On Jun 8, 2015, at 7:32 AM, Owen Stephens <o...@ostephens.com> wrote:

> I’ve just seen another interesting take based (mainly) on data in the 
> TCP-EEBO release:
> 
>   
> https://scalablereading.northwestern.edu/2015/06/07/shakespeare-his-contemporaries-shc-released/
> 
> It includes mention of MorphAdorner[1] which does some clever stuff around 
> tagging parts of speech, spelling variations, lemmata etc. and another tool 
> which I hadn’t come across before AnnoLex[2] "for the correction and 
> annotation of lexical data in Early Modern texts”.
> 
> This paper[3] from Alistair Baron and Andrew Hardie at the University of 
> Lancaster in the UK about preparing EEBO-TCP texts for corpus-based analysis 
> may also be of interest, and the team at Lancaster have developed a tool 
> called VARD which supports pre-processing texts[4]
> 
> [1] http://morphadorner.northwestern.edu
> [2] http://annolex.at.northwestern.edu
> [3] http://eprints.lancs.ac.uk/60272/1/Baron_Hardie.pdf
> [4] http://ucrel.lancs.ac.uk/vard/about/


All of this is really very interesting. Really. At the same time, there seems 
to be a WHOLE lot of effort spent on cleaning and normalizing data, and very 
little done to actually analyze it beyond “close reading”. The final goal of 
all these interfaces seem to be refined search.

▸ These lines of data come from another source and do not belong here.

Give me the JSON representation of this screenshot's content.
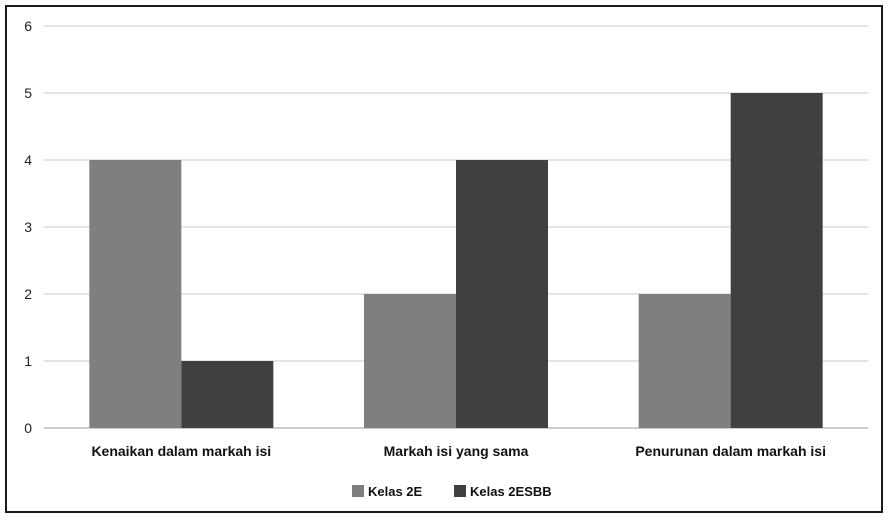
{
  "chart_data": {
    "type": "bar",
    "categories": [
      "Kenaikan dalam markah isi",
      "Markah isi yang sama",
      "Penurunan dalam markah isi"
    ],
    "series": [
      {
        "name": "Kelas 2E",
        "values": [
          4,
          2,
          2
        ],
        "color": "#7f7f7f"
      },
      {
        "name": "Kelas 2ESBB",
        "values": [
          1,
          4,
          5
        ],
        "color": "#404040"
      }
    ],
    "ylim": [
      0,
      6
    ],
    "yticks": [
      0,
      1,
      2,
      3,
      4,
      5,
      6
    ],
    "grid": true,
    "legend_position": "bottom",
    "title": "",
    "xlabel": "",
    "ylabel": ""
  }
}
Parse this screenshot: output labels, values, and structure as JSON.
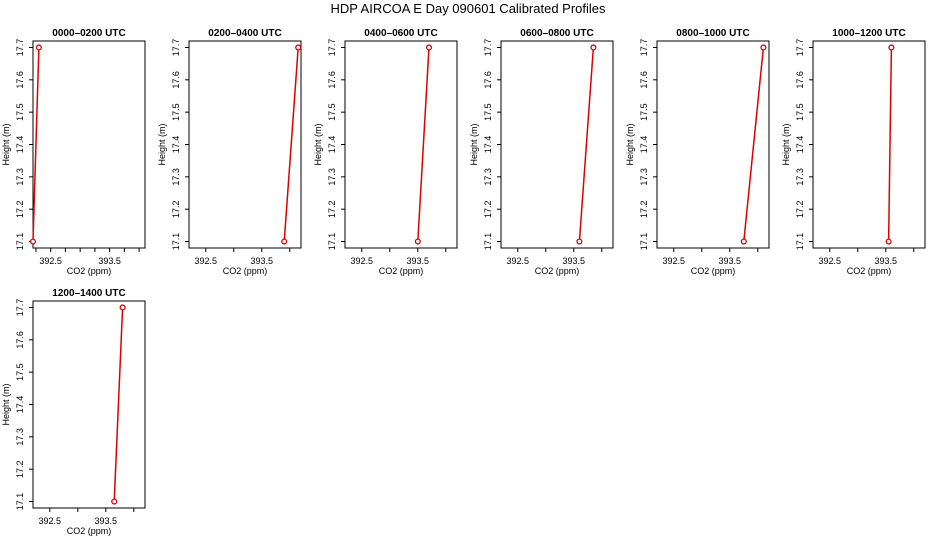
{
  "title": "HDP AIRCOA E  Day 090601  Calibrated Profiles",
  "chart_data": [
    {
      "type": "line",
      "title": "0000–0200 UTC",
      "xlabel": "CO2 (ppm)",
      "ylabel": "Height (m)",
      "x": [
        392.2,
        392.3
      ],
      "y": [
        17.1,
        17.7
      ],
      "xlim": [
        392.2,
        394.1
      ],
      "ylim": [
        17.08,
        17.72
      ],
      "xticks": [
        392.5,
        393.5
      ],
      "xminor": [
        392.25,
        392.75,
        393.0,
        393.25,
        393.75,
        394.0
      ],
      "yticks": [
        17.1,
        17.2,
        17.3,
        17.4,
        17.5,
        17.6,
        17.7
      ],
      "color": "#dd0000"
    },
    {
      "type": "line",
      "title": "0200–0400 UTC",
      "xlabel": "CO2 (ppm)",
      "ylabel": "Height (m)",
      "x": [
        393.9,
        394.15
      ],
      "y": [
        17.1,
        17.7
      ],
      "xlim": [
        392.2,
        394.2
      ],
      "ylim": [
        17.08,
        17.72
      ],
      "xticks": [
        392.5,
        393.5
      ],
      "xminor": [
        393.0,
        394.0
      ],
      "yticks": [
        17.1,
        17.2,
        17.3,
        17.4,
        17.5,
        17.6,
        17.7
      ],
      "color": "#dd0000"
    },
    {
      "type": "line",
      "title": "0400–0600 UTC",
      "xlabel": "CO2 (ppm)",
      "ylabel": "Height (m)",
      "x": [
        393.5,
        393.7
      ],
      "y": [
        17.1,
        17.7
      ],
      "xlim": [
        392.2,
        394.2
      ],
      "ylim": [
        17.08,
        17.72
      ],
      "xticks": [
        392.5,
        393.5
      ],
      "xminor": [
        393.0,
        394.0
      ],
      "yticks": [
        17.1,
        17.2,
        17.3,
        17.4,
        17.5,
        17.6,
        17.7
      ],
      "color": "#dd0000"
    },
    {
      "type": "line",
      "title": "0600–0800 UTC",
      "xlabel": "CO2 (ppm)",
      "ylabel": "Height (m)",
      "x": [
        393.6,
        393.85
      ],
      "y": [
        17.1,
        17.7
      ],
      "xlim": [
        392.2,
        394.2
      ],
      "ylim": [
        17.08,
        17.72
      ],
      "xticks": [
        392.5,
        393.5
      ],
      "xminor": [
        393.0,
        394.0
      ],
      "yticks": [
        17.1,
        17.2,
        17.3,
        17.4,
        17.5,
        17.6,
        17.7
      ],
      "color": "#dd0000"
    },
    {
      "type": "line",
      "title": "0800–1000 UTC",
      "xlabel": "CO2 (ppm)",
      "ylabel": "Height (m)",
      "x": [
        393.75,
        394.1
      ],
      "y": [
        17.1,
        17.7
      ],
      "xlim": [
        392.2,
        394.2
      ],
      "ylim": [
        17.08,
        17.72
      ],
      "xticks": [
        392.5,
        393.5
      ],
      "xminor": [
        393.0,
        394.0
      ],
      "yticks": [
        17.1,
        17.2,
        17.3,
        17.4,
        17.5,
        17.6,
        17.7
      ],
      "color": "#dd0000"
    },
    {
      "type": "line",
      "title": "1000–1200 UTC",
      "xlabel": "CO2 (ppm)",
      "ylabel": "Height (m)",
      "x": [
        393.55,
        393.6
      ],
      "y": [
        17.1,
        17.7
      ],
      "xlim": [
        392.2,
        394.2
      ],
      "ylim": [
        17.08,
        17.72
      ],
      "xticks": [
        392.5,
        393.5
      ],
      "xminor": [
        393.0,
        394.0
      ],
      "yticks": [
        17.1,
        17.2,
        17.3,
        17.4,
        17.5,
        17.6,
        17.7
      ],
      "color": "#dd0000"
    },
    {
      "type": "line",
      "title": "1200–1400 UTC",
      "xlabel": "CO2 (ppm)",
      "ylabel": "Height (m)",
      "x": [
        393.65,
        393.8
      ],
      "y": [
        17.1,
        17.7
      ],
      "xlim": [
        392.2,
        394.2
      ],
      "ylim": [
        17.08,
        17.72
      ],
      "xticks": [
        392.5,
        393.5
      ],
      "xminor": [
        393.0,
        394.0
      ],
      "yticks": [
        17.1,
        17.2,
        17.3,
        17.4,
        17.5,
        17.6,
        17.7
      ],
      "color": "#dd0000"
    }
  ]
}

Frankly, I don’t need search. 
And the only community who will want this level of search will be the scholarly 
scholar. “What about the undergraduate student? What about the just more than 
casual reader? What about the engineer?” Most people don’t know how or why 
parts-of-speech are important let alone what a lemma is. Nor do they care. I 
can find plenty of things. I need (want) analysis. Let’s assume the data is 
clean — or rather, accept the fact that there is dirty data akin to the dirty 
data created through OCR and there is nothing a person can do about it — lets 
see some automated comparisons between texts. Examples might include:

  * this one is longer
  * this one is shorter
  * this one includes more action
  * this one discusses such & such theme more than this one
  * so & so theme came and went during a particular time period
  * the meaning of this phrase changed over time
  * the author’s message of this text is…
  * this given play asserts the following facts
  * here is a map illustrating where the protagonist went when
  * a summary of this text includes…
  * this work is fiction
  * this work is non-fiction
  * this work was probably influenced by…

We don’t need perfect texts before analysis can be done. Sure, perfect texts 
help, but they are not necessary. Observations and generalization can be made 
even without perfectly transcribed texts.